Mientras tanto, la empresa israelí presentó, según el organismo contralor, dos ofertas. Una el 8 de abril por $596.000, y otra -de fecha 10 de mayo-, por $702.700.00. Ambas se refieren a las mismas clases y cantidades de equipo ofrecido. Al final, la transación se hizo con la segunda oferta.

Sin contrato

"No se localizó en los documentos analizados por esta Contraloría General relativos a este canje, evidencia de que se haya formalizado, por escrito, un contrato entre el Ministerio de Seguridad Pública y la emprea TAAS", se consigna en el informe.

Aunque la entidad estima que el procedimiento de contratación directa usado por el Gobierno fue correcto, en el estudio se advierte que eso no eximía a la administración de firmar un contrato con la compañía vendedora y el refrendo contralor.

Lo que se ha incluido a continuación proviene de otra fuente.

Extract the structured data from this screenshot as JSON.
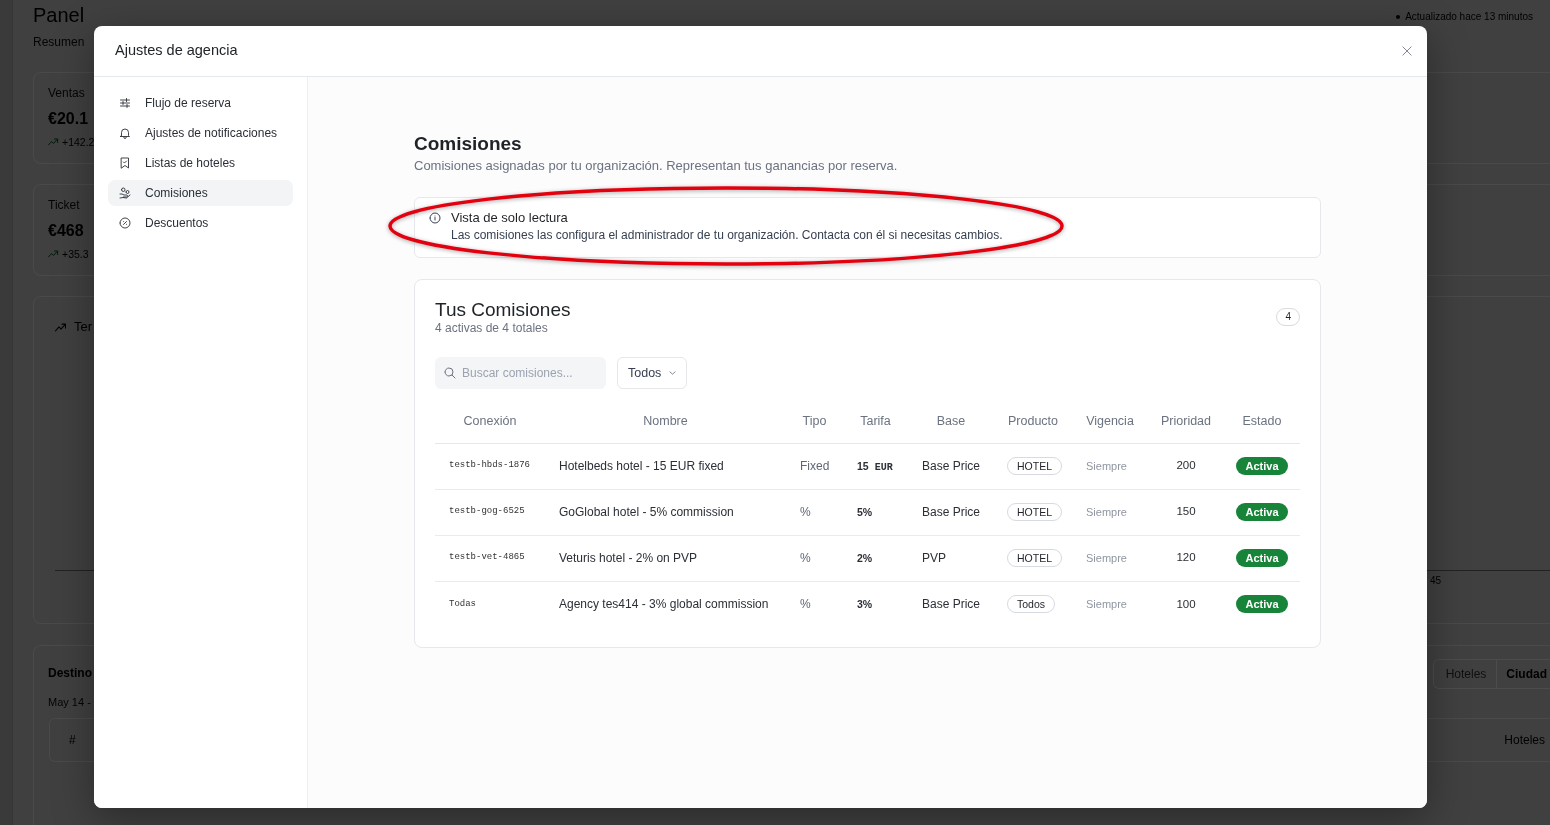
{
  "background_page": {
    "title": "Panel",
    "subtitle": "Resumen",
    "updated": "Actualizado hace 13 minutos",
    "stat_cards": [
      {
        "label": "Ventas",
        "value": "€20.1",
        "change": "+142.2"
      },
      {
        "label": "Ticket",
        "value": "€468",
        "change": "+35.3"
      }
    ],
    "trend_card": {
      "title": "Ter",
      "axis_label": "45"
    },
    "destinations_card": {
      "title": "Destino",
      "period": "May 14 -",
      "toggle": [
        {
          "label": "Hoteles",
          "selected": false
        },
        {
          "label": "Ciudad",
          "selected": true
        }
      ],
      "columns": [
        "#",
        "Hoteles"
      ]
    }
  },
  "modal": {
    "title": "Ajustes de agencia",
    "nav": [
      {
        "label": "Flujo de reserva",
        "selected": false
      },
      {
        "label": "Ajustes de notificaciones",
        "selected": false
      },
      {
        "label": "Listas de hoteles",
        "selected": false
      },
      {
        "label": "Comisiones",
        "selected": true
      },
      {
        "label": "Descuentos",
        "selected": false
      }
    ],
    "section": {
      "title": "Comisiones",
      "subtitle": "Comisiones asignadas por tu organización. Representan tus ganancias por reserva."
    },
    "notice": {
      "title": "Vista de solo lectura",
      "text": "Las comisiones las configura el administrador de tu organización. Contacta con él si necesitas cambios."
    },
    "commissions": {
      "title": "Tus Comisiones",
      "summary": "4 activas de 4 totales",
      "count": "4",
      "search": {
        "placeholder": "Buscar comisiones..."
      },
      "filter": "Todos",
      "columns": [
        "Conexión",
        "Nombre",
        "Tipo",
        "Tarifa",
        "Base",
        "Producto",
        "Vigencia",
        "Prioridad",
        "Estado"
      ],
      "rows": [
        {
          "connection": "testb-hbds-1876",
          "name": "Hotelbeds hotel - 15 EUR fixed",
          "type": "Fixed",
          "rate": "15",
          "currency": "EUR",
          "base": "Base Price",
          "product": "HOTEL",
          "validity": "Siempre",
          "priority": "200",
          "status": "Activa"
        },
        {
          "connection": "testb-gog-6525",
          "name": "GoGlobal hotel - 5% commission",
          "type": "%",
          "rate": "5%",
          "base": "Base Price",
          "product": "HOTEL",
          "validity": "Siempre",
          "priority": "150",
          "status": "Activa"
        },
        {
          "connection": "testb-vet-4865",
          "name": "Veturis hotel - 2% on PVP",
          "type": "%",
          "rate": "2%",
          "base": "PVP",
          "product": "HOTEL",
          "validity": "Siempre",
          "priority": "120",
          "status": "Activa"
        },
        {
          "connection": "Todas",
          "name": "Agency tes414 - 3% global commission",
          "type": "%",
          "rate": "3%",
          "base": "Base Price",
          "product": "Todos",
          "validity": "Siempre",
          "priority": "100",
          "status": "Activa"
        }
      ]
    }
  }
}
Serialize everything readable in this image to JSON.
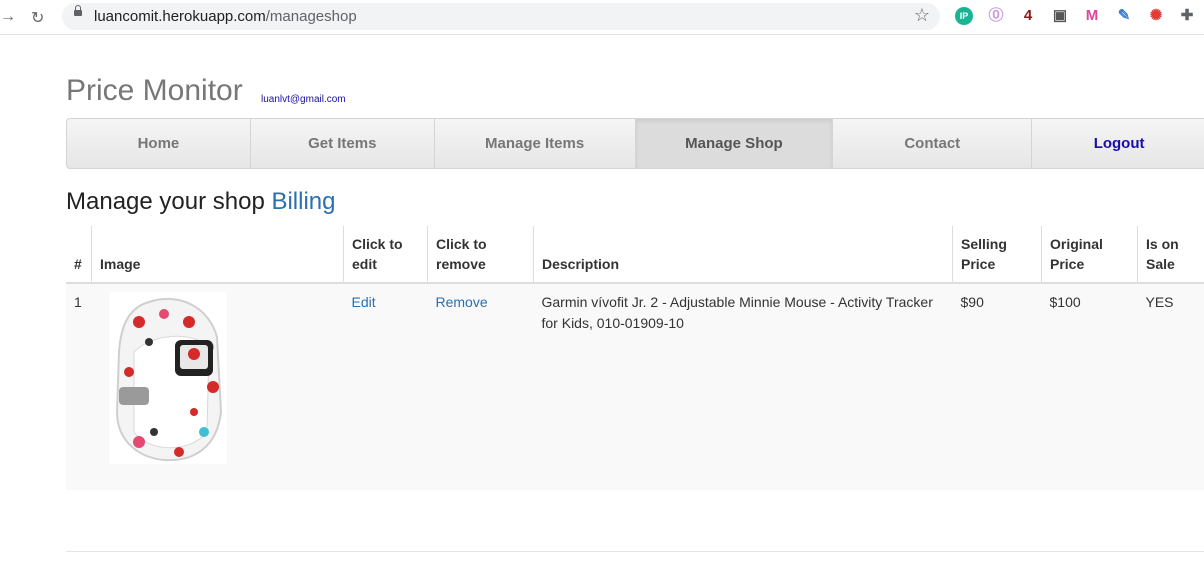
{
  "browser": {
    "url_domain": "luancomit.herokuapp.com",
    "url_path": "/manageshop",
    "extensions": [
      {
        "name": "ip-extension-icon",
        "glyph": "IP",
        "color": "#1ab394"
      },
      {
        "name": "purple-extension-icon",
        "glyph": "⓪",
        "color": "#c9a0dc"
      },
      {
        "name": "four-extension-icon",
        "glyph": "4",
        "color": "#8b1a1a"
      },
      {
        "name": "grid-extension-icon",
        "glyph": "▣",
        "color": "#555555"
      },
      {
        "name": "m-extension-icon",
        "glyph": "M",
        "color": "#e0459b"
      },
      {
        "name": "pen-extension-icon",
        "glyph": "✎",
        "color": "#3b7ddd"
      },
      {
        "name": "color-wheel-extension-icon",
        "glyph": "✺",
        "color": "#e53935"
      },
      {
        "name": "puzzle-extension-icon",
        "glyph": "✚",
        "color": "#5f6368"
      }
    ]
  },
  "site": {
    "brand": "Price Monitor",
    "email": "luanlvt@gmail.com"
  },
  "nav": {
    "items": [
      {
        "label": "Home",
        "name": "nav-home"
      },
      {
        "label": "Get Items",
        "name": "nav-get-items"
      },
      {
        "label": "Manage Items",
        "name": "nav-manage-items"
      },
      {
        "label": "Manage Shop",
        "name": "nav-manage-shop",
        "active": true
      },
      {
        "label": "Contact",
        "name": "nav-contact"
      },
      {
        "label": "Logout",
        "name": "nav-logout"
      }
    ]
  },
  "page": {
    "heading": "Manage your shop",
    "billing_link": "Billing"
  },
  "table": {
    "headers": {
      "num": "#",
      "image": "Image",
      "edit": "Click to edit",
      "remove": "Click to remove",
      "description": "Description",
      "selling": "Selling Price",
      "original": "Original Price",
      "sale": "Is on Sale"
    },
    "rows": [
      {
        "num": "1",
        "image": "garmin-vivofit-minnie-band",
        "edit": "Edit",
        "remove": "Remove",
        "description": "Garmin vívofit Jr. 2 - Adjustable Minnie Mouse - Activity Tracker for Kids, 010-01909-10",
        "selling": "$90",
        "original": "$100",
        "sale": "YES"
      }
    ]
  },
  "colors": {
    "link": "#2a6fb0",
    "brand_text": "#777777"
  }
}
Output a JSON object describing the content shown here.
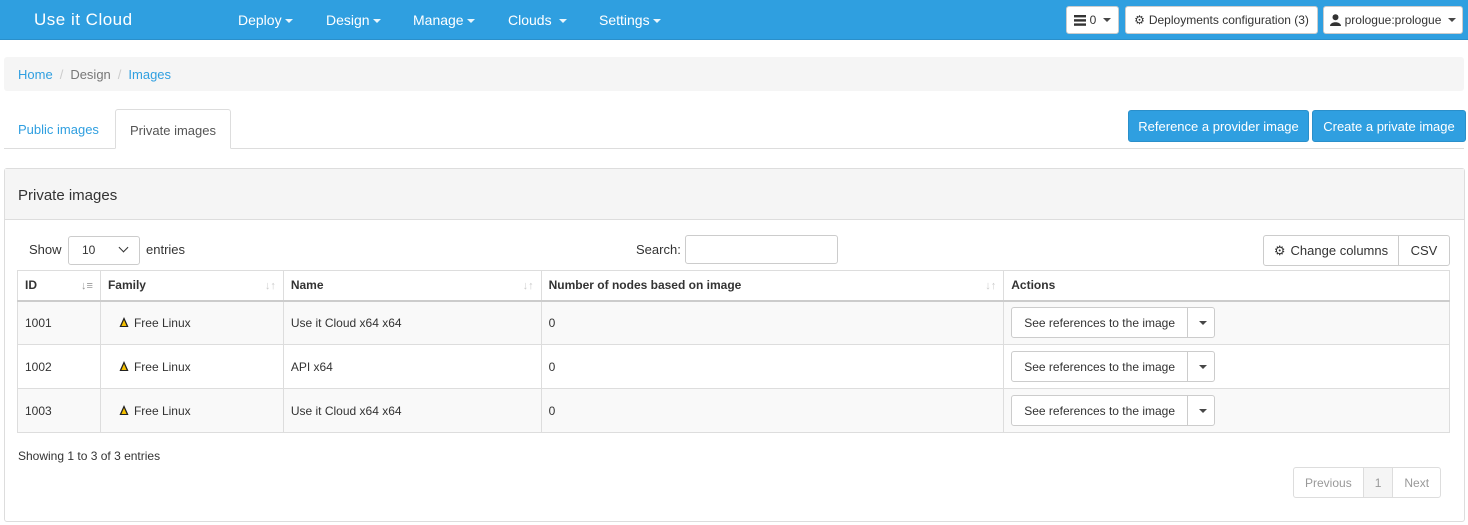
{
  "navbar": {
    "brand": "Use it Cloud",
    "menu": [
      {
        "label": "Deploy"
      },
      {
        "label": "Design"
      },
      {
        "label": "Manage"
      },
      {
        "label": "Clouds"
      },
      {
        "label": "Settings"
      }
    ],
    "tasks_count": "0",
    "deployments_config": "Deployments configuration (3)",
    "user": "prologue:prologue"
  },
  "breadcrumb": {
    "home": "Home",
    "design": "Design",
    "current": "Images"
  },
  "tabs": {
    "public": "Public images",
    "private": "Private images"
  },
  "actions": {
    "reference": "Reference a provider image",
    "create": "Create a private image"
  },
  "panel": {
    "title": "Private images"
  },
  "table_controls": {
    "show": "Show",
    "page_size": "10",
    "entries": "entries",
    "search_label": "Search:",
    "search_value": "",
    "change_columns": "Change columns",
    "csv": "CSV"
  },
  "table": {
    "headers": [
      "ID",
      "Family",
      "Name",
      "Number of nodes based on image",
      "Actions"
    ],
    "rows": [
      {
        "id": "1001",
        "family": "Free Linux",
        "name": "Use it Cloud x64 x64",
        "nodes": "0",
        "action": "See references to the image"
      },
      {
        "id": "1002",
        "family": "Free Linux",
        "name": "API x64",
        "nodes": "0",
        "action": "See references to the image"
      },
      {
        "id": "1003",
        "family": "Free Linux",
        "name": "Use it Cloud x64 x64",
        "nodes": "0",
        "action": "See references to the image"
      }
    ]
  },
  "footer": {
    "info": "Showing 1 to 3 of 3 entries",
    "previous": "Previous",
    "page": "1",
    "next": "Next"
  },
  "colors": {
    "primary": "#2f9fe0",
    "border": "#dddddd",
    "stripe": "#f9f9f9"
  },
  "icons": [
    "tasks-icon",
    "gear-icon",
    "user-icon",
    "linux-icon",
    "sort-icon",
    "caret-down-icon"
  ]
}
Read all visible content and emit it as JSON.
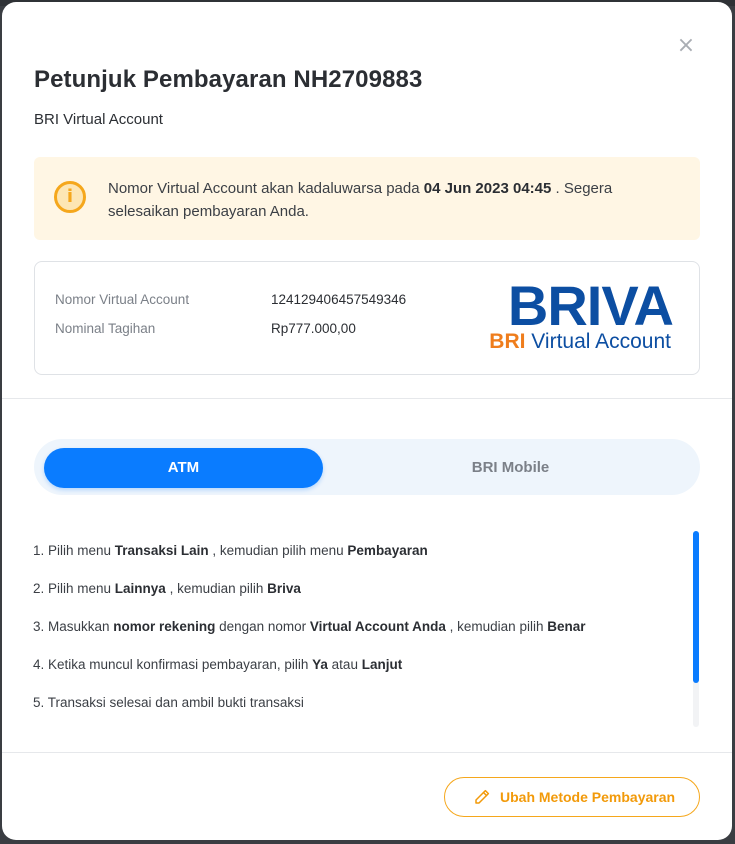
{
  "modal": {
    "close_glyph": "×",
    "title": "Petunjuk Pembayaran NH2709883",
    "subtitle": "BRI Virtual Account"
  },
  "notice": {
    "icon": "info-icon",
    "text_before": "Nomor Virtual Account akan kadaluwarsa pada ",
    "expiry": "04 Jun 2023 04:45",
    "text_after": " . Segera selesaikan pembayaran Anda.",
    "accent_color": "#f5a71c",
    "background_color": "#fff6e4"
  },
  "account": {
    "va_label": "Nomor Virtual Account",
    "va_number": "124129406457549346",
    "amount_label": "Nominal Tagihan",
    "amount_value": "Rp777.000,00"
  },
  "logo": {
    "word": "BRIVA",
    "sub_bri": "BRI",
    "sub_rest": " Virtual Account",
    "brand_blue": "#0c4ea2",
    "brand_orange": "#ef7d1c"
  },
  "tabs": [
    {
      "label": "ATM",
      "active": true
    },
    {
      "label": "BRI Mobile",
      "active": false
    }
  ],
  "steps": [
    {
      "parts": [
        [
          "1. Pilih menu ",
          false
        ],
        [
          "Transaksi Lain",
          true
        ],
        [
          " , kemudian pilih menu ",
          false
        ],
        [
          "Pembayaran",
          true
        ]
      ]
    },
    {
      "parts": [
        [
          "2. Pilih menu ",
          false
        ],
        [
          "Lainnya",
          true
        ],
        [
          " , kemudian pilih ",
          false
        ],
        [
          "Briva",
          true
        ]
      ]
    },
    {
      "parts": [
        [
          "3. Masukkan ",
          false
        ],
        [
          "nomor rekening",
          true
        ],
        [
          " dengan nomor ",
          false
        ],
        [
          "Virtual Account Anda",
          true
        ],
        [
          " , kemudian pilih ",
          false
        ],
        [
          "Benar",
          true
        ]
      ]
    },
    {
      "parts": [
        [
          "4. Ketika muncul konfirmasi pembayaran, pilih ",
          false
        ],
        [
          "Ya",
          true
        ],
        [
          " atau ",
          false
        ],
        [
          "Lanjut",
          true
        ]
      ]
    },
    {
      "parts": [
        [
          "5. Transaksi selesai dan ambil bukti transaksi",
          false
        ]
      ]
    }
  ],
  "footer": {
    "change_button_label": "Ubah Metode Pembayaran",
    "change_button_icon": "pencil-icon",
    "accent_color": "#f5a71c"
  },
  "theme": {
    "primary": "#0a7cff"
  }
}
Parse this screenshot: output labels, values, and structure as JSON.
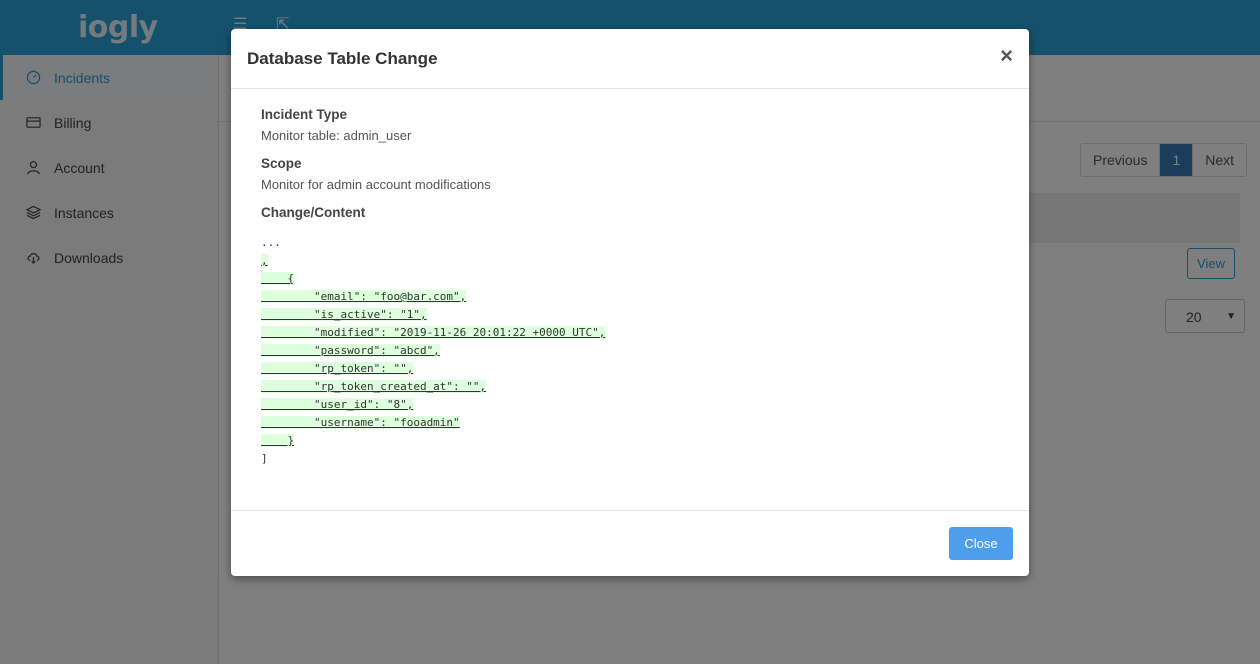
{
  "app": {
    "logo": "iogly"
  },
  "sidebar": {
    "items": [
      {
        "label": "Incidents",
        "icon": "gauge-icon",
        "active": true
      },
      {
        "label": "Billing",
        "icon": "credit-card-icon"
      },
      {
        "label": "Account",
        "icon": "user-icon"
      },
      {
        "label": "Instances",
        "icon": "layers-icon"
      },
      {
        "label": "Downloads",
        "icon": "cloud-download-icon"
      }
    ]
  },
  "background": {
    "pagination": {
      "previous": "Previous",
      "current": "1",
      "next": "Next"
    },
    "view_label": "View",
    "page_size": "20"
  },
  "modal": {
    "title": "Database Table Change",
    "close_symbol": "×",
    "incident_type_label": "Incident Type",
    "incident_type_value": "Monitor table: admin_user",
    "scope_label": "Scope",
    "scope_value": "Monitor for admin account modifications",
    "change_label": "Change/Content",
    "code_lines": [
      "...",
      ",",
      "    {",
      "        \"email\": \"foo@bar.com\",",
      "        \"is_active\": \"1\",",
      "        \"modified\": \"2019-11-26 20:01:22 +0000 UTC\",",
      "        \"password\": \"abcd\",",
      "        \"rp_token\": \"\",",
      "        \"rp_token_created_at\": \"\",",
      "        \"user_id\": \"8\",",
      "        \"username\": \"fooadmin\"",
      "    }",
      "]"
    ],
    "close_button": "Close"
  }
}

Señala que el 29 de mayo de 1996, la oficial mayor de Seguridad Pública, Vilma Granados Solera, le advirtió a Juan Diego Castro sobre la necesidad de proceder a la firma de contrato con TAAS -debidamente refrendado por la Contraloría- antes de entregar las municiones.

No obstante, el 31 de mayo de 1996 Oscar Albán Chipsen, viceministro de Seguridad, dio la orden de entregar los pertrechos.

¿Como se tejió?

El 12 de abril de 1996 el ministro Juan Diego Castro le escribió una nota al presidente Figueres, en la que le comunica que es imposible canjear con Israel las municiones debido a la diferencia de precios entre los proyectiles ofrecidos por Costa Rica y las armas que prometió Israel.

Castro le dice que los pertrechos fueron tasados por el Ministerio de Hacienda en la suma de ¢398.112.685, mientras el costo total del equipo que recibiría Costa Rica suma $596.000,00, lo que refleja una diferencia desfavorable de $1.374.855.

La Contraloría adujo que no encontró documentos que indiquen que TAAS se opuso a negociar con base en el primer avalúo.

Sigue el trámite

Pese a que Castro le señaló a Figueres la imposibilidad legal de continuar con el trámite, la operación siguió adelante.

El 16 de abril de 1996, la oficial mayor, Vilma Granados Solera, le solicitó a la Tributación Directa reconsiderar la primera tasación. Entre otras razones, señaló que "su estado no es normal ya que no garantiza una percusión efectiva".

El 22 de abril siguiente, Tributación Directa emitió una segunda cotización de los pertrechos por ¢143.146.127,70, es decir, ¢254.966. 458 menos respecto del primer avalúo.

"El nuevo valor asignado a la munición equivale a la suma de $704.771,44, cifra que coincidentemente se acercaba a una de las ofertas que Israel había presentado el 10 de abril de 1996 por un monto de $702.700.00", dice la Contraloría.